7 For example, the baby who can deal temporarily with her hunger through hallucination (conjuring up the warm and gratifying breast of her mother) is engaged in fantasy. An adult’s choice of a sexual partner, and the relational dynamics which obtain between partners, is influenced by infantile fantasies concerning parental figures.
8 The degree of integration or coherence in this position is a matter of debate. Helen Segal, a major interpreter of Kleinian theory, describes the early ego as “largely unorganized,” but possessive of “a tendency towards integration.” (See Introduction to the Work of Melanie Klein, New York: Basic Books, 1964, pp. 11-12) Michael Fordham, who placed Kleinian theory in dialogue with analytical psychology, observed that “we cannot say there is no ego, though we have evidence that many of the structures are archetypal and result from deintegration.” (See Freud, Jung, and the Fenceless Field, London: Routledge, 1995, p. 73.) I identify in the paranoid-schizoid position a predominate fantasy of fragmentation/disintegration.
9 Ogden also adds a third position, the autistic-contiguous, to the Kleinian scheme. This mode of experience is one which Ogden sees as more primitive than either of Klein’s positions, generative of the most basic forms of human experience. It is sensation-dominated, protosymbolic, rhythmic, linked to a quality of sensory contiguity associated with skin-on-skin. As Ogden puts it, it is a “relationship of shape to a feeling of enclosure, of beat to the feeling of rhythm, of hardness to the feeling of edgedness.” (1989, p. 32) Odgen links this mode of experience to Winnicott’s state of non-reflective “going on being.” It is the floor which grounds all other experiences, holding us together “from below.” (p. 45). Ultimately, Odgen’s dialectical vision includes all three positions. In another project, I consider the theological implications of this part of Ogden’s theory.

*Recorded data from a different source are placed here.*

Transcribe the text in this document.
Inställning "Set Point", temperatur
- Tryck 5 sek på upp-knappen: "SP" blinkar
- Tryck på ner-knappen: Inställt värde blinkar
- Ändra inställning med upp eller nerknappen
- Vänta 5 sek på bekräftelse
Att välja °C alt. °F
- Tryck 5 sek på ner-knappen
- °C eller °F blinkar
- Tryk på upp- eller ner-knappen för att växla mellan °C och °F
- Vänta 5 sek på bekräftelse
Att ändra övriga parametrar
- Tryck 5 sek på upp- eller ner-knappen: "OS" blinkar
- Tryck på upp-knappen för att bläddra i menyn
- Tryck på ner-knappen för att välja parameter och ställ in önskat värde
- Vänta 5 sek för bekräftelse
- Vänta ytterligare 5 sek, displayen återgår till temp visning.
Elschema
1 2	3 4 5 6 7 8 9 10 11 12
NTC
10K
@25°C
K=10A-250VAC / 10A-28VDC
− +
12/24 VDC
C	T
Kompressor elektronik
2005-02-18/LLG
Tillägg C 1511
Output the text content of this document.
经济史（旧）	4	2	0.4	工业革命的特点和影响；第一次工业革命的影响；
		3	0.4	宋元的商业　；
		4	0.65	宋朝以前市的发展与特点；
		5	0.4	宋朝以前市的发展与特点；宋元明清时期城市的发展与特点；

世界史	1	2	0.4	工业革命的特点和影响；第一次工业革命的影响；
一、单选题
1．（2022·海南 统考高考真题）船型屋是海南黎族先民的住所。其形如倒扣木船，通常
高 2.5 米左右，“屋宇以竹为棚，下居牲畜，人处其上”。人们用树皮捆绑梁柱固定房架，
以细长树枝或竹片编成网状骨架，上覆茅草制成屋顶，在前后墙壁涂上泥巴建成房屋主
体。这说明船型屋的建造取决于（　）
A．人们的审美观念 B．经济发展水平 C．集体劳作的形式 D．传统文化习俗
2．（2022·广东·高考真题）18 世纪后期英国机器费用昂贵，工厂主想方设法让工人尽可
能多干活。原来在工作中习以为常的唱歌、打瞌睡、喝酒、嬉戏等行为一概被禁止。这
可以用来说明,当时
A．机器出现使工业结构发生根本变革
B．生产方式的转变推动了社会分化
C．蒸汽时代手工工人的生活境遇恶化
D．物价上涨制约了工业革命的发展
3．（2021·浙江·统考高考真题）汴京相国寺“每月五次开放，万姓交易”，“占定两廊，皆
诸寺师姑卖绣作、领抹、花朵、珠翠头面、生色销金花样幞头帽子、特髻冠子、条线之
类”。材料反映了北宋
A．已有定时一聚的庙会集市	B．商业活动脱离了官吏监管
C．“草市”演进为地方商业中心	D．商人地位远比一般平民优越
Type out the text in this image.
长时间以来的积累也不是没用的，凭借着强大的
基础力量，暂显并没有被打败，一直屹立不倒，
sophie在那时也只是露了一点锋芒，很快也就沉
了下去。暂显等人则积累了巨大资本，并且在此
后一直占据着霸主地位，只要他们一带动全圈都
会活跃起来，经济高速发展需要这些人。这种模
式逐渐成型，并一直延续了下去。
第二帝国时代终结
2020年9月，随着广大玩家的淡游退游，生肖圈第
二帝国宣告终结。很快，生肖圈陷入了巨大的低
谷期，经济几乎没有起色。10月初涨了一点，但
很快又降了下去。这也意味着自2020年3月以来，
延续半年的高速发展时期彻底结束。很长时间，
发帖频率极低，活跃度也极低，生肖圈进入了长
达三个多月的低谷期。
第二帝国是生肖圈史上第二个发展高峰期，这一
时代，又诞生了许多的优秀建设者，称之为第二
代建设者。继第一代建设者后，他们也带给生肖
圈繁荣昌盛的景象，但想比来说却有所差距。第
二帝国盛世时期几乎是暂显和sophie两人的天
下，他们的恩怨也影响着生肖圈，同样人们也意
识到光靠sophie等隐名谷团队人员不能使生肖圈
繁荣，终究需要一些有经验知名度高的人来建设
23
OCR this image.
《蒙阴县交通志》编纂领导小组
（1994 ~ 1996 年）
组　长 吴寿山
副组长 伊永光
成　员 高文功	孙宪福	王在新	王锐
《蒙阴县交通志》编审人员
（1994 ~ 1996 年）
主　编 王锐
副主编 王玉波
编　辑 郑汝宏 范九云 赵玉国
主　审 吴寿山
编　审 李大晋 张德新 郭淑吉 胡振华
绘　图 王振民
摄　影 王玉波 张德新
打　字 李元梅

10 I owe this phrase Ann and Barry Ulanov and their book Primary Speech: A Psychology of Prayer, Louisville: John Knox Press, 1982.
11 This piece is commonly known as the “St. Anne’s Fugue.”
12 My term is inspired, in part, by Hans Loewald and his influential paper, “The Waning of the Oedipus Complex.” There, Loewald wrote of the self as an “atonement structure, a structure of reconciliation. . . .” (see Papers on Psychoanalysis, New Haven: Yale University Press, 1979, p. 394) He saw the both the Oedipal and the pre-Oedipal phrases as psychic events which diminish, yet endure, repeating themselves throughout life on different developmental levels (p. 400). The destruction of incestuous object relations, a central feature of the Oedipal drama, thus persists in unconscious fantasy. The accompanying Oedipal guilt, as Loewald saw it, is something other than “a troublesome affect that we might hope to eliminate” but rather “one of the driving forces in the organization of the self” (p. 394). I differentiate my use of the word “atoning” from the various “atonement theories” in Christian theology which valorize suffering and punishment as redemptive. In terms of Kleinian theory, it connects with reparation, with creativity, with the drive for integration. The “atoning self” can be thought of as a “wholling self.”
13 Aron has also identified a framework for understanding the self as both unitary and multiple in Ogden’s reformulation of Kleinian theory. See his essay, referenced above.